Coniugando le conoscenze di giardinaggio, che risalgono all’infanzia trascorsa anche in Italia sulle rive fiorite del Lago Maggiore, con l’occhio libero dell’artista, Jarman va via via trasformando il cottage e il terreno circostante in un «Getsemani» e in un «Eden»: la sua viva curiosità, ma anche i ritmi lenti imposti dalla malattia, fluiscono attraverso il lavoro delle mani in un disegno di aiuole circolari e sentieri zigzaganti, in cui il regista coltiva con trasporto commosso la flora locale, composta per lo più di arbusti e fiori modesti, da cui Jarman sa però trarre le più emozionanti riuscite estetiche. «All’inizio la gente credeva che facessi il giardino per fini magici. […] In effetti un po’ di magia c’era – la magia della sorpresa, la caccia al tesoro. Un giardino è una caccia al tesoro, le piante i bigliettini che ti guidano».

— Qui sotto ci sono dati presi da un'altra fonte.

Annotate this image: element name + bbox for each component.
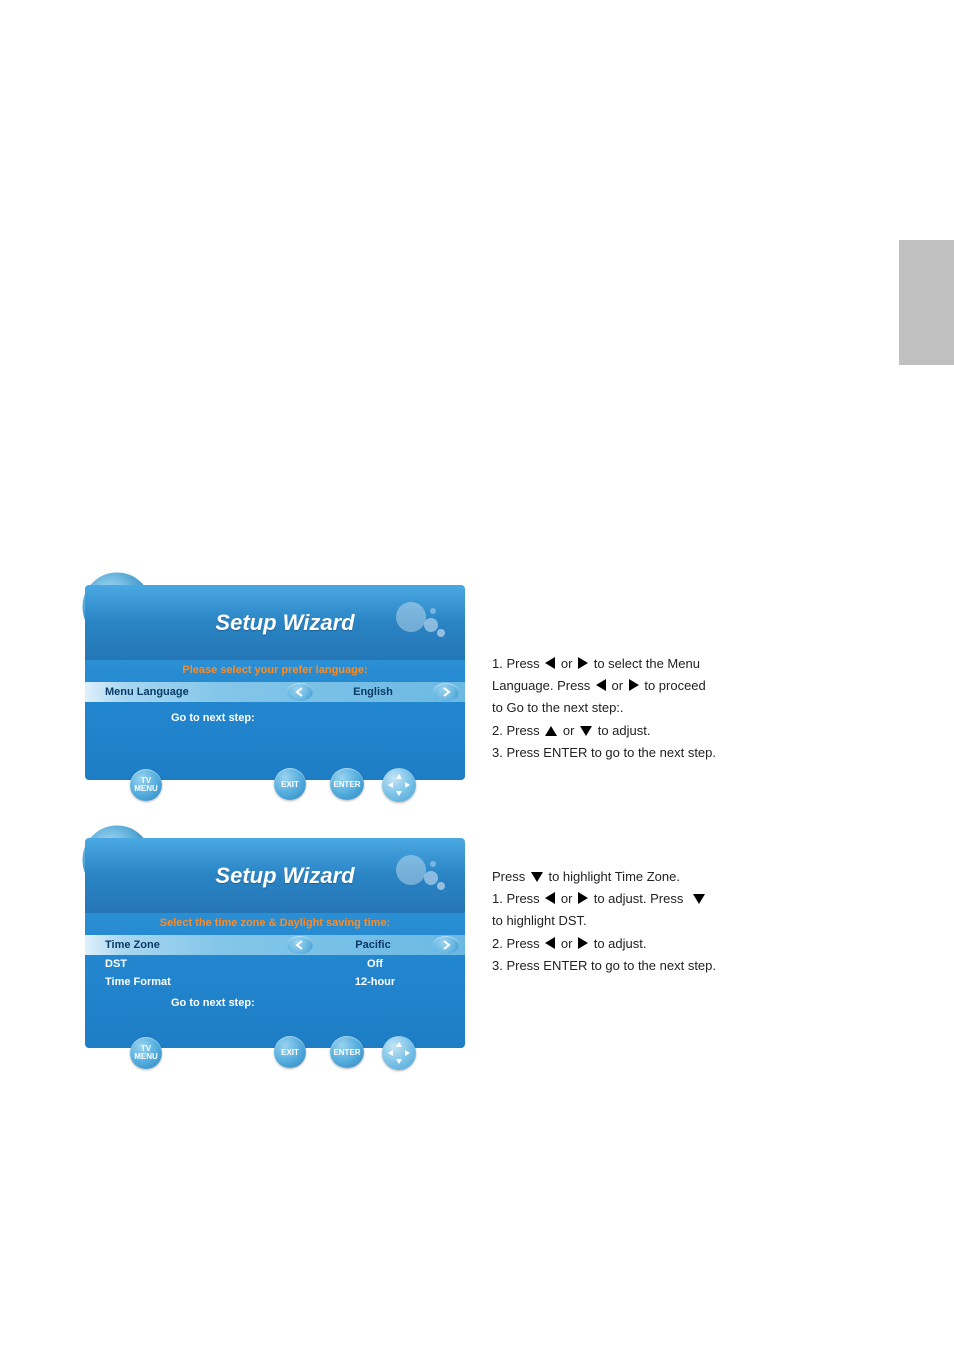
- row-label: Time Format: [105, 976, 315, 988]
- setup-wizard-language: Setup Wizard Please select your prefer l…: [85, 585, 465, 780]
- wizard-body: Select the time zone & Daylight saving t…: [85, 913, 465, 1048]
- row-label: DST: [105, 958, 315, 970]
- triangle-right-icon: [629, 679, 639, 691]
- triangle-left-icon: [596, 679, 606, 691]
- arrow-left-icon[interactable]: [287, 683, 313, 701]
- arrow-right-icon[interactable]: [433, 936, 459, 954]
- wizard-footer: TV MENU EXIT ENTER: [130, 1036, 416, 1070]
- row-time-zone[interactable]: Time Zone Pacific: [85, 935, 465, 955]
- bubbles-icon: [393, 850, 453, 898]
- row-time-format[interactable]: Time Format 12-hour: [85, 973, 465, 991]
- exit-button[interactable]: EXIT: [274, 1036, 306, 1068]
- instructions-timezone: Press to highlight Time Zone. 1. Press o…: [492, 868, 822, 979]
- arrow-right-icon[interactable]: [433, 683, 459, 701]
- go-next-label: Go to next step:: [85, 712, 465, 724]
- setup-wizard-timezone: Setup Wizard Select the time zone & Dayl…: [85, 838, 465, 1048]
- go-next-label: Go to next step:: [85, 997, 465, 1009]
- row-label: Time Zone: [105, 939, 287, 951]
- instructions-language: 1. Press or to select the Menu Language.…: [492, 655, 822, 766]
- arrow-left-icon[interactable]: [287, 936, 313, 954]
- row-dst[interactable]: DST Off: [85, 955, 465, 973]
- triangle-up-icon: [545, 726, 557, 736]
- wizard-title: Setup Wizard: [215, 610, 354, 636]
- triangle-left-icon: [545, 937, 555, 949]
- wizard-header: Setup Wizard: [85, 585, 465, 660]
- wizard-body: Please select your prefer language: Menu…: [85, 660, 465, 780]
- wizard-header: Setup Wizard: [85, 838, 465, 913]
- exit-button[interactable]: EXIT: [274, 768, 306, 800]
- triangle-right-icon: [578, 892, 588, 904]
- triangle-down-icon: [693, 894, 705, 904]
- row-menu-language[interactable]: Menu Language English: [85, 682, 465, 702]
- row-value: Pacific: [313, 939, 433, 951]
- triangle-down-icon: [580, 726, 592, 736]
- tv-menu-button[interactable]: TV MENU: [130, 1037, 162, 1069]
- row-value: 12-hour: [315, 976, 435, 988]
- triangle-left-icon: [545, 892, 555, 904]
- enter-button[interactable]: ENTER: [330, 1036, 364, 1068]
- triangle-right-icon: [578, 937, 588, 949]
- bubbles-icon: [393, 597, 453, 645]
- wizard-hint: Please select your prefer language:: [85, 660, 465, 682]
- enter-button[interactable]: ENTER: [330, 768, 364, 800]
- wizard-footer: TV MENU EXIT ENTER: [130, 768, 416, 802]
- wizard-hint: Select the time zone & Daylight saving t…: [85, 913, 465, 935]
- triangle-down-icon: [531, 872, 543, 882]
- row-value: English: [313, 686, 433, 698]
- row-value: Off: [315, 958, 435, 970]
- dpad-icon[interactable]: [382, 768, 416, 802]
- triangle-right-icon: [578, 657, 588, 669]
- tv-menu-button[interactable]: TV MENU: [130, 769, 162, 801]
- triangle-left-icon: [545, 657, 555, 669]
- dpad-icon[interactable]: [382, 1036, 416, 1070]
- side-page-tab: [899, 240, 954, 365]
- row-label: Menu Language: [105, 686, 287, 698]
- wizard-title: Setup Wizard: [215, 863, 354, 889]
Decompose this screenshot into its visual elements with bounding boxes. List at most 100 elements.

L’orizzontalità imposta a forza dal vento salso che spira con furia su quella terra, viene spezzata da Jarman con una miriade di invenzioni perpendicolari, ready-made improvvisati con materiali poveri restituiti dal mare o dal lavoro stesso: zappe e rastrelli ormai consunti, travi, bastoni stinti e puliti dalle onde, selci oblunghe, rottami da cui tempo e salsedine hanno cavato forme bizzarre e colorazioni ossidate che accendono fiamme rossastre nei cromatismi tenui del giardino.
Col trascorrere delle stagioni, la dedizione di Jarman al cottage e al terreno circostante assume sempre più i caratteri di una disciplina orientale: basta guardarlo avvolto in una vistosa djellaba, con le mani sporche di terra mentre pianta un elleboro, in una bellissima immagine scattata dall’amico Howard Sooley, le cui fotografie impreziosiscono il volume.
La serena energia che emana da questo parco di dolmen miniaturizzati, da questo autarchico giardino zen, ha saputo forse ispirare e dare forza a Jarman nel girare i capolavori finali della sua filmografia, fra cui, per spassionata spregiudicatezza, brilla quel The Garden che proprio a Dungeness, dentro a Prospect Cottage, fra le selci del giardino, è girato in un Super 8 che per libertà e poesia non sarà mai più eguagliato. In The Garden Jarman confonde biografia e Bibbia per continuare a raccontare e a raccontarsi, come ha sempre fatto e come continuerà a fare fino all’ultimo istante, fino allo straziante schermo monocromo di Blue.
E se l’uomo si accomiata in quel cielo cinematografico sconfinato, l’artista rimane e la sua opera cresce, come cresce l’amato cavolo marino a Prospect Cottage, arruffato dal vento. Perché, «se un giardino non è arruffato, meglio lasciarlo perdere».

Il giardino di Derek Jarman è stato pubblicato in italiano dall’editore nottetempo nel 2019: il diario di Jarman è arricchito dalla riproduzione di moltissime foto a colori e in bianco e nero scattate dall’amico Howard Sooley.
Potete trovare e consultare il volume anche presso la Biblioteca del Circolo del Cinema.